From two centuries of slavery to the misery of unproductive plots, agriculture is another area of dispossession for African Americans, who have reportedly lost up to 90% of their farmland through various mechanisms, including through blame. from the US government. A 1999 class action lawsuit uncovered discriminatory practices by the US Department of Agriculture: Loans and agricultural aid awarded to blacks were much smaller than those awarded to whites.
Although black farmers are no longer driven from their land by terror today, Springs believes the passivity of some county workers is leading to the same result. “If you owe them taxes, they’re never going to remind you. And all of a sudden, the county employee calls you to tell you that your land is going up for auction because you owe them too much money, ”he says.

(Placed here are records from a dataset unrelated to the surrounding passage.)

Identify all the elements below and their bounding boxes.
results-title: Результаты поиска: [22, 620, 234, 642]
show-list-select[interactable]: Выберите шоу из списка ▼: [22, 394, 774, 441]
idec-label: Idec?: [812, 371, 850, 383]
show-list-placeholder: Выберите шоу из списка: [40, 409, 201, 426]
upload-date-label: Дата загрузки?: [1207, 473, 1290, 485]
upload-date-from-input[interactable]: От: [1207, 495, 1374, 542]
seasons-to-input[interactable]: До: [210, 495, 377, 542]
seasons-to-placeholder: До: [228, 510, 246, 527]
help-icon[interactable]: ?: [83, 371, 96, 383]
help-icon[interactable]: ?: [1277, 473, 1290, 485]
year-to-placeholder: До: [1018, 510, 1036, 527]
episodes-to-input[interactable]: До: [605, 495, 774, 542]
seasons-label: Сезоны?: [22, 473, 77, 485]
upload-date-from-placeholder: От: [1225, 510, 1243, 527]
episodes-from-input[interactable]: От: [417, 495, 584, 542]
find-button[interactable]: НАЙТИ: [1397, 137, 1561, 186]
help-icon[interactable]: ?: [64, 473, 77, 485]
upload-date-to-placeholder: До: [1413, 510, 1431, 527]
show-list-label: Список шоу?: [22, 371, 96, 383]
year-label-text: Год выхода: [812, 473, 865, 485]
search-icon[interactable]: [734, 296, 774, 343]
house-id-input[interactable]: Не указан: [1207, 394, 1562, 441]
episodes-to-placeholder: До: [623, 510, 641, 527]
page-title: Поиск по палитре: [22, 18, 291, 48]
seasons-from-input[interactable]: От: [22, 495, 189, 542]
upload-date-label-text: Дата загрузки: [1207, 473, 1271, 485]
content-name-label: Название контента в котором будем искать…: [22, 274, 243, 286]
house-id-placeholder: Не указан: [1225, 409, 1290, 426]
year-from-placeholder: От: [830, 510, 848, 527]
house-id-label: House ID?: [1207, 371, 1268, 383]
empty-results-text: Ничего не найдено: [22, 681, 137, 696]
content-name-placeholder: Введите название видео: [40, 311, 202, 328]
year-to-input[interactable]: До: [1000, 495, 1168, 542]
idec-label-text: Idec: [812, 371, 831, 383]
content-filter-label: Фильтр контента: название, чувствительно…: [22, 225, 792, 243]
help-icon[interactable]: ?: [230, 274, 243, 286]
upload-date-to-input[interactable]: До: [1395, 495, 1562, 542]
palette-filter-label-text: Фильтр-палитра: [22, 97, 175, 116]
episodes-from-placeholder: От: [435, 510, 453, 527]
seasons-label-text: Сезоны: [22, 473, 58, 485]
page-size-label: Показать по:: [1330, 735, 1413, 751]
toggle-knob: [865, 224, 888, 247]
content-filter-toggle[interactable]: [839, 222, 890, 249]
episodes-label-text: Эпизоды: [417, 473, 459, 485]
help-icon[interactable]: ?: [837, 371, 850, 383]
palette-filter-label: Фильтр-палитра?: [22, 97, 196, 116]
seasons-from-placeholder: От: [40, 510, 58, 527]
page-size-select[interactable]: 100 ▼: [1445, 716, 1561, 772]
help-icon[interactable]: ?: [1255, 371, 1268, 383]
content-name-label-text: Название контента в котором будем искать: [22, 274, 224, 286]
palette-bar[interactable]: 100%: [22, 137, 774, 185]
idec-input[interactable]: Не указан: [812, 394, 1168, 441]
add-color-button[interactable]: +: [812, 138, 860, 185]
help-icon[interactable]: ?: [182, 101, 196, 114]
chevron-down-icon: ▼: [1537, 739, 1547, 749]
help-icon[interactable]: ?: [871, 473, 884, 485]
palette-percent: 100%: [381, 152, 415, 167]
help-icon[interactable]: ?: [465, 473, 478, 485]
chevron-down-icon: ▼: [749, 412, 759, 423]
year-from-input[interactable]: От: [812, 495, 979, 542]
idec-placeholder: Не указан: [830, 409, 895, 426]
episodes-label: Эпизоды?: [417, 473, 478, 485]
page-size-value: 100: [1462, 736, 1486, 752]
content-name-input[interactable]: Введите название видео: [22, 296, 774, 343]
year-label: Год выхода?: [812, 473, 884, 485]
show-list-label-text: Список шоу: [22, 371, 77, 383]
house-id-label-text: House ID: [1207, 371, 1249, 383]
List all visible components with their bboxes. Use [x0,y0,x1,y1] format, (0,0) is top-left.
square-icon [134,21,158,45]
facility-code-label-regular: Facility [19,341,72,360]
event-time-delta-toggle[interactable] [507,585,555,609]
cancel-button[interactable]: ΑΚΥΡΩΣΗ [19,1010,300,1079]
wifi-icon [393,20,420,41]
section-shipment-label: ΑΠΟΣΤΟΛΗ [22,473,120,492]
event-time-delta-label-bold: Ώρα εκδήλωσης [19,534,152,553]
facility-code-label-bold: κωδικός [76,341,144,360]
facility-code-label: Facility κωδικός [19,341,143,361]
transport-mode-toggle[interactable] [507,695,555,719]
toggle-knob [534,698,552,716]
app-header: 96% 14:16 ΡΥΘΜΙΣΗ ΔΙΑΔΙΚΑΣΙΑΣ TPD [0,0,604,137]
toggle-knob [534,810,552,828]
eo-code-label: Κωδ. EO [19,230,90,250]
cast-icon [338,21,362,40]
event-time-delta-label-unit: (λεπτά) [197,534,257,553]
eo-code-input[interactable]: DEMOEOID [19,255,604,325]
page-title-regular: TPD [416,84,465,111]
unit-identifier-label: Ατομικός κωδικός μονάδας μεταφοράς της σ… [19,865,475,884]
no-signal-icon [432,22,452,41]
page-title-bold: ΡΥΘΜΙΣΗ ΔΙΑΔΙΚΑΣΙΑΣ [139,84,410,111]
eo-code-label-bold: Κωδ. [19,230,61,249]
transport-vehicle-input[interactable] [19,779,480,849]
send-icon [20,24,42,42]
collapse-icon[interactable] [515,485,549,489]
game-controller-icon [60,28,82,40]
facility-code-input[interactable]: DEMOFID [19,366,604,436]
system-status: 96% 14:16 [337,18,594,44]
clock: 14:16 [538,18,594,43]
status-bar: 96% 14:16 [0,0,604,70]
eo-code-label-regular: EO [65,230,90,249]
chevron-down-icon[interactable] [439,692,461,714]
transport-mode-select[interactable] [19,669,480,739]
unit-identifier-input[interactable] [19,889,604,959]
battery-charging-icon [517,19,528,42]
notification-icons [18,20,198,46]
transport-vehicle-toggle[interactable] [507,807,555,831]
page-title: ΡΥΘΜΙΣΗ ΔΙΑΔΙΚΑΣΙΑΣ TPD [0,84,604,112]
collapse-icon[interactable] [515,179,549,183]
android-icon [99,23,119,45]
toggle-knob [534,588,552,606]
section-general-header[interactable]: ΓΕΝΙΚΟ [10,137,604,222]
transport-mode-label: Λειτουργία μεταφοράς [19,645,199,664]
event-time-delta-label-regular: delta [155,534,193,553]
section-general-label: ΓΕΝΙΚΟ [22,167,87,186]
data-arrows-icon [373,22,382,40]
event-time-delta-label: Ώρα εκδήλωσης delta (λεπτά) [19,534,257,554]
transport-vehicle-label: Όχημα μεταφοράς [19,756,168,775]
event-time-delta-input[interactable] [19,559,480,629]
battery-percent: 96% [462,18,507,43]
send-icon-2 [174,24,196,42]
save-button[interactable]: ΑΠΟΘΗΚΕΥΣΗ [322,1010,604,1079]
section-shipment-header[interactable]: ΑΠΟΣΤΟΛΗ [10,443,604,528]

“We have to rebuild a community of our own,” his wife summarizes, which means exchanging products, rather than “giving the money back to the same white hand that paid you,” her husband adds.
The coronavirus pandemic has made their ideals even more urgent, exposing an “unbearable dependence” on African Americans and “a world too fragile,” Mr. Springs says. His new motto? “Black people just want to be left alone. He laughs and adjusts his straw hat, in the Mississippi heat of the summers of his childhood.
This report was funded with support from the Transat International Journalism FundThe duty.